Hakim Bey revient à partir de là à Saussure, et à ses notes posthumes sur les anagrammes latines. Il semblerait que la langue entre en résonance (je le comprends au sens de Poincaré), dès qu'elle se met à jouer. Elle échappe à la dynamique du signe et du signifié, et produit une métalinguistique interne et non plus issue d'un impératif catégorique externe.

« Je me pose la question, écrit-il : si ces données étaient digérées par un ordinateur, parviendrions-nous à modéliser le langage en terme de systèmes dynamiques complexes ? Alors les grammaires ne seraient pas innées, mais émergeraient du chaos comme des « ordres supérieurs » évoluant spontanément — au sens de l'« évolution créatrice » de Prygogine. Les grammaires pourraient être des « attracteurs étranges », comme le motif caché qui est la « cause » de l'anagramme — des motifs qui sont réels mais n'ayant d'« existence » que par la manifestation de sous-motifs. Si le sens est insaisissable, c'est peut-être parce que la conscience elle-même, et donc le langage, est fractale. »

Cette conception est pour lui bien plus anarchiste que celle de l'anarchiste Chomsky. Le langage dépasse la représentation et la médiation, non pas parce qu'il serait inné, « mais parce qu'il est chaos ».


L'infini fractal

Je me suis vite souvenu d'avoir déjà lu ce texte il y a quelques années. C'est l'Annexe I de son ouvrage TAZ Zone Autonome Provisoire, que l'on peut trouver en français sur le site des Éditions de l'Éclat <http://www.lyber-eclat.net/lyber/taz.html>. Je l'ai encore dans l'arborescence de ma bibliothèque numérique.

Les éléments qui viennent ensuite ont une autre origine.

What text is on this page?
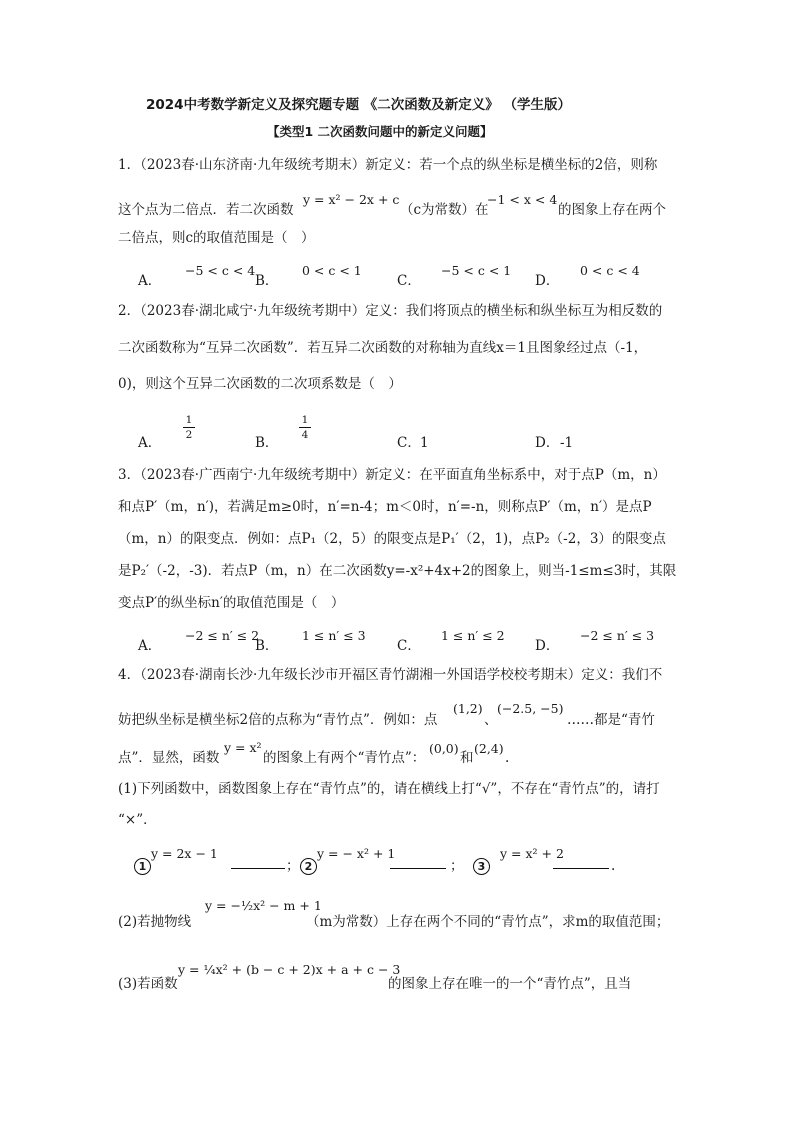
2024中考数学新定义及探究题专题 《二次函数及新定义》 （学生版）
【类型1 二次函数问题中的新定义问题】
1．（2023春·山东济南·九年级统考期末）新定义：若一个点的纵坐标是横坐标的2倍，则称
这个点为二倍点．若二次函数
y = x² − 2x + c
（c为常数）在
−1 < x < 4
的图象上存在两个
二倍点，则c的取值范围是（　）
A．
−5 < c < 4
B．
0 < c < 1
C．
−5 < c < 1
D．
0 < c < 4
2．（2023春·湖北咸宁·九年级统考期中）定义：我们将顶点的横坐标和纵坐标互为相反数的
二次函数称为“互异二次函数”．若互异二次函数的对称轴为直线x＝1且图象经过点（-1，
0)，则这个互异二次函数的二次项系数是（　）
A．
1
2	B．
1
4	C． 1	D． -1
3．（2023春·广西南宁·九年级统考期中）新定义：在平面直角坐标系中，对于点P（m，n）
和点P′（m，n′)，若满足m≥0时，n′=n-4；m＜0时，n′=-n，则称点P′（m，n′）是点P
（m，n）的限变点．例如：点P₁（2，5）的限变点是P₁′（2，1)，点P₂（-2，3）的限变点
是P₂′（-2，-3)．若点P（m，n）在二次函数y=-x²+4x+2的图象上，则当-1≤m≤3时，其限
变点P′的纵坐标n′的取值范围是（　）
A．
−2 ≤ n′ ≤ 2
B．
1 ≤ n′ ≤ 3
C．
1 ≤ n′ ≤ 2
D．
−2 ≤ n′ ≤ 3
4．（2023春·湖南长沙·九年级长沙市开福区青竹湖湘一外国语学校校考期末）定义：我们不
妨把纵坐标是横坐标2倍的点称为“青竹点”．例如：点
(1,2)
、
(−2.5, −5)
……都是“青竹
点”．显然，函数
y = x²
的图象上有两个“青竹点”：
(0,0)
和
(2,4)
.
(1)下列函数中，函数图象上存在“青竹点”的，请在横线上打“√”，不存在“青竹点”的，请打
“×”．
1
y = 2x − 1
； 2
y = − x² + 1
；	3
y = x² + 2
.
(2)若抛物线
y = −½x² − m + 1
（m为常数）上存在两个不同的“青竹点”，求m的取值范围；
(3)若函数
y = ¼x² + (b − c + 2)x + a + c − 3
的图象上存在唯一的一个“青竹点”，且当
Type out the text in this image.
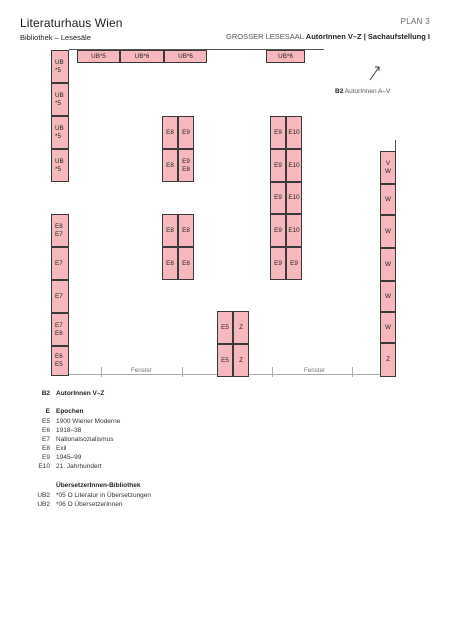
Literaturhaus Wien
Bibliothek – Lesesäle
PLAN 3
GROSSER LESESAAL AutorInnen V–Z | Sachaufstellung I
Fenster	Fenster
B2 AutorInnen A–V
UB*5	UB*6	UB*6	UB*6
UB
*5
UB
*5
UB
*5
UB
*5
E8
E7
E7
E7
E7
E6
E6
E5
E8	E9
E8
E9
E8
E8	E8
E8	E8
E9	E10
E9	E10
E9	E10
E9	E10
E9	E9
E5	Z
E5	Z
V
W
W
W
W
W
W
Z
B2 AutorInnen V–Z
E Epochen
E5 1900 Wiener Moderne
E6 1918–38
E7 Nationalsozialismus
E8 Exil
E9 1945–99
E10 21. Jahrhundert
ÜbersetzerInnen-Bibliothek
UB2 *05 O Literatur in Übersetzungen
UB2 *06 O ÜbersetzerInnen
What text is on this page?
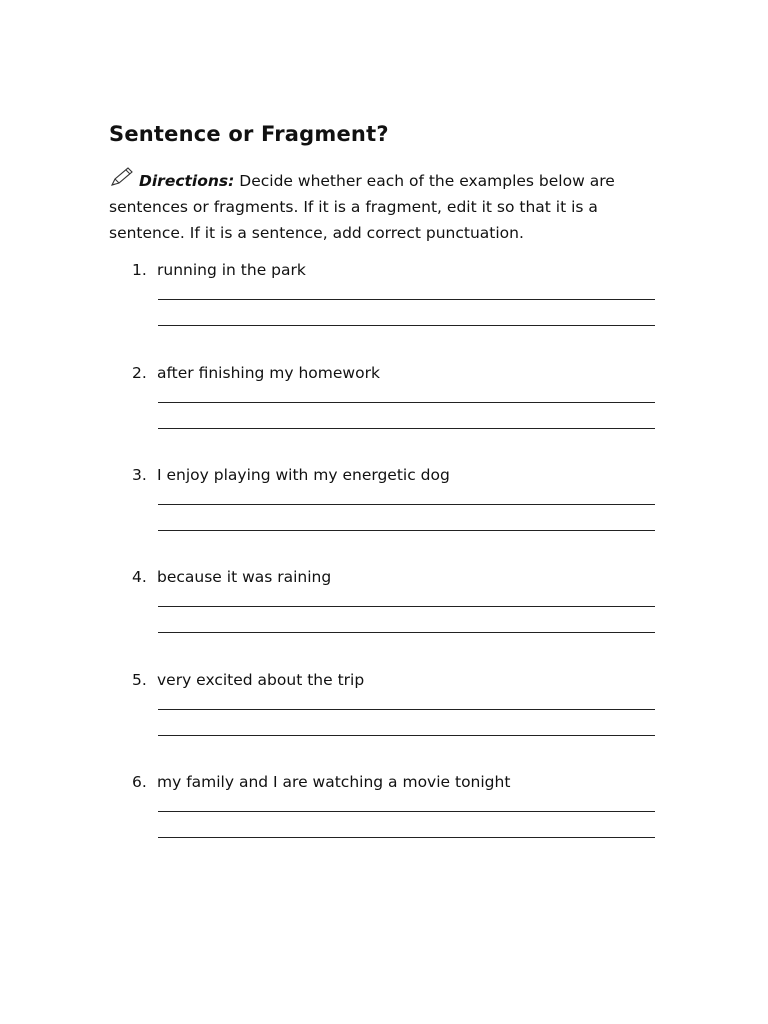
Sentence or Fragment?
Directions: Decide whether each of the examples below are
sentences or fragments. If it is a fragment, edit it so that it is a
sentence. If it is a sentence, add correct punctuation.
1. running in the park
2. after finishing my homework
3. I enjoy playing with my energetic dog
4. because it was raining
5. very excited about the trip
6. my family and I are watching a movie tonight
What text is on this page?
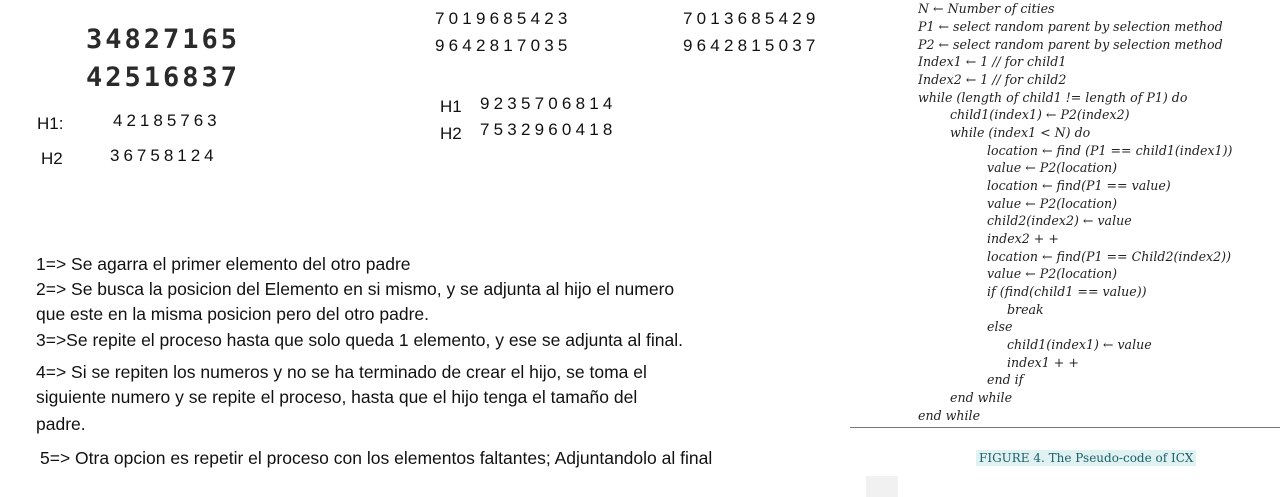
34827165
42516837
H1:	42185763
H2	36758124
7019685423
9642817035
H1 9235706814
H2 7532960418
7013685429
9642815037
1=> Se agarra el primer elemento del otro padre
2=> Se busca la posicion del Elemento en si mismo, y se adjunta al hijo el numero
que este en la misma posicion pero del otro padre.
3=>Se repite el proceso hasta que solo queda 1 elemento, y ese se adjunta al final.
4=> Si se repiten los numeros y no se ha terminado de crear el hijo, se toma el
siguiente numero y se repite el proceso, hasta que el hijo tenga el tamaño del
padre.
5=> Otra opcion es repetir el proceso con los elementos faltantes; Adjuntandolo al final
N ← Number of cities
P1 ← select random parent by selection method
P2 ← select random parent by selection method
Index1 ← 1 // for child1
Index2 ← 1 // for child2
while (length of child1 != length of P1) do
child1(index1) ← P2(index2)
while (index1 < N) do
location ← find (P1 == child1(index1))
value ← P2(location)
location ← find(P1 == value)
value ← P2(location)
child2(index2) ← value
index2 + +
location ← find(P1 == Child2(index2))
value ← P2(location)
if (find(child1 == value))
break
else
child1(index1) ← value
index1 + +
end if
end while
end while
FIGURE 4. The Pseudo-code of ICX
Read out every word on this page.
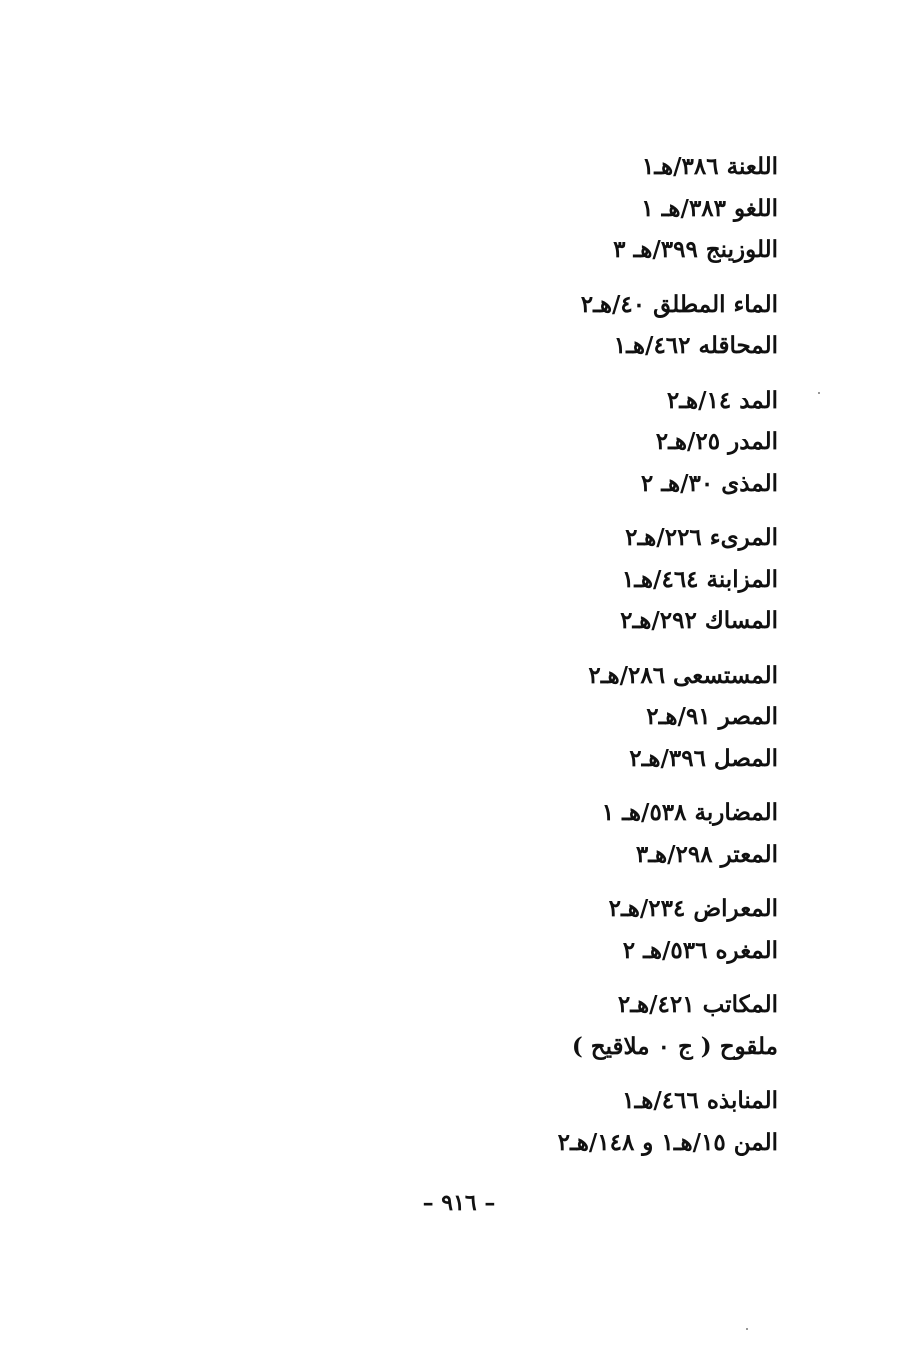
اللعنة ٣٨٦/هـ١
اللغو ٣٨٣/هـ ١
اللوزينج ٣٩٩/هـ ٣
الماء المطلق ٤٠/هـ٢
المحاقله ٤٦٢/هـ١
المد ١٤/هـ٢
المدر ٢٥/هـ٢
المذى ٣٠/هـ ٢
المرىء ٢٢٦/هـ٢
المزابنة ٤٦٤/هـ١
المساك ٢٩٢/هـ٢
المستسعى ٢٨٦/هـ٢
المصر ٩١/هـ٢
المصل ٣٩٦/هـ٢
المضاربة ٥٣٨/هـ ١
المعتر ٢٩٨/هـ٣
المعراض ٢٣٤/هـ٢
المغره ٥٣٦/هـ ٢
المكاتب ٤٢١/هـ٢
ملقوح ( ج ٠ ملاقيح )
المنابذه ٤٦٦/هـ١
المن ١٥/هـ١ و ١٤٨/هـ٢
– ٩١٦ –
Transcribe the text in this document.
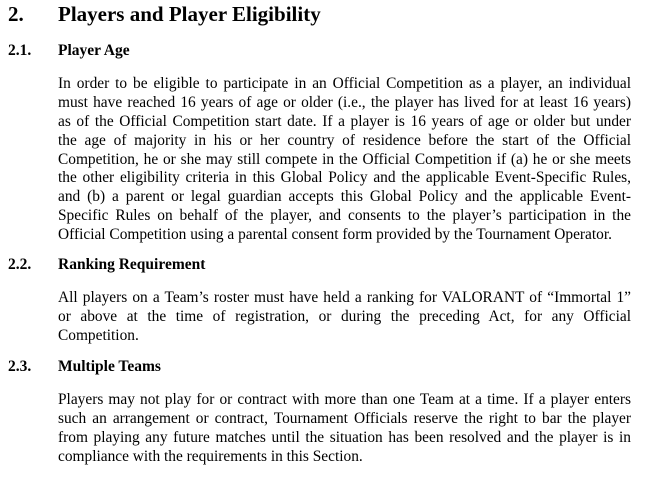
2. Players and Player Eligibility
2.1. Player Age
In order to be eligible to participate in an Official Competition as a player, an individual
must have reached 16 years of age or older (i.e., the player has lived for at least 16 years)
as of the Official Competition start date. If a player is 16 years of age or older but under
the age of majority in his or her country of residence before the start of the Official
Competition, he or she may still compete in the Official Competition if (a) he or she meets
the other eligibility criteria in this Global Policy and the applicable Event-Specific Rules,
and (b) a parent or legal guardian accepts this Global Policy and the applicable Event-
Specific Rules on behalf of the player, and consents to the player’s participation in the
Official Competition using a parental consent form provided by the Tournament Operator.
2.2. Ranking Requirement
All players on a Team’s roster must have held a ranking for VALORANT of “Immortal 1”
or above at the time of registration, or during the preceding Act, for any Official
Competition.
2.3. Multiple Teams
Players may not play for or contract with more than one Team at a time. If a player enters
such an arrangement or contract, Tournament Officials reserve the right to bar the player
from playing any future matches until the situation has been resolved and the player is in
compliance with the requirements in this Section.
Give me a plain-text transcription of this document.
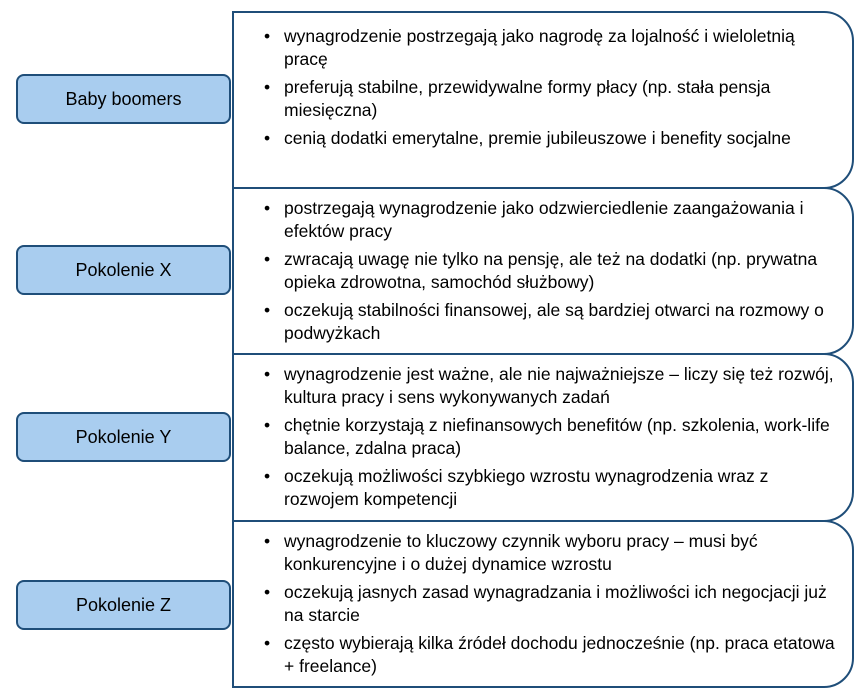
Baby boomers
• wynagrodzenie postrzegają jako nagrodę za lojalność i wieloletnią pracę
• preferują stabilne, przewidywalne formy płacy (np. stała pensja miesięczna)
• cenią dodatki emerytalne, premie jubileuszowe i benefity socjalne
Pokolenie X
• postrzegają wynagrodzenie jako odzwierciedlenie zaangażowania i efektów pracy
• zwracają uwagę nie tylko na pensję, ale też na dodatki (np. prywatna opieka zdrowotna, samochód służbowy)
• oczekują stabilności finansowej, ale są bardziej otwarci na rozmowy o podwyżkach
Pokolenie Y
• wynagrodzenie jest ważne, ale nie najważniejsze – liczy się też rozwój, kultura pracy i sens wykonywanych zadań
• chętnie korzystają z niefinansowych benefitów (np. szkolenia, work-life balance, zdalna praca)
• oczekują możliwości szybkiego wzrostu wynagrodzenia wraz z rozwojem kompetencji
Pokolenie Z
• wynagrodzenie to kluczowy czynnik wyboru pracy – musi być konkurencyjne i o dużej dynamice wzrostu
• oczekują jasnych zasad wynagradzania i możliwości ich negocjacji już na starcie
• często wybierają kilka źródeł dochodu jednocześnie (np. praca etatowa + freelance)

Je suis surpris que ce texte ne m'ait pas davantage frappé quand je l'ai lu après avoir écrit ma nouvelle, Les Langues à attracteurs logiques du Devron <http://jdepetris.free.fr/Livres/planet_blue/devron.html>. J'y avais en effet inventé une langue dont la grammaire se référait explicitement aux « attracteurs étranges » de la mécanique des fluides, pour aiguiller les mouvements de la pensée. Bien que l'idée m'en soit venue en lisant Poincaré, je n'ignorais pas le rôle que tiennent des attracteurs dans les mathématiques du chaos.

Les thèses de Hakim Bey éclairent aussi maintenant mes réflexions d'hier soir.


Les concepts de chaos et d'émergence sont proprement révolutionnaires, c'est à dire « catastrophiques » au sens mathématique. On ne semble pas mesurer à quel point ils sont entièrement contradictoires avec ce que l'on croit identifier dans les Nouvelles Technologies de l'Information et de la Communication, avec son idéologie du village global. À l'opposé de tout ce qui peut évoquer l'idée d'une société, d'une communauté quelconque, d'une appartenance, c'est à dire d'un ensemble relativement clos, ces concepts débouchent sur l'idée d'un infini fractal.


Pour une Révolution de l'Entendement Humain

Je crois comme Hakim Bey que toutes les expériences des avant-gardes du siècle dernier allaient en ce sens ou étaient stériles : écriture automatique, lettrisme, poésie sonore et spatiale... « elles concourraient non pas à découvrir ou à détruire le sens, mais à le créer. »

Il y a là de quoi renouveler, de quoi régénérer la perspective surréaliste de l'automatisme ; de quoi dépasser cette intuition confuse, cette conscience trouble, pour ne pas dire oraculaire, que l'automatisme serait le pivot d'une révolution qui n'est déjà plus à naître.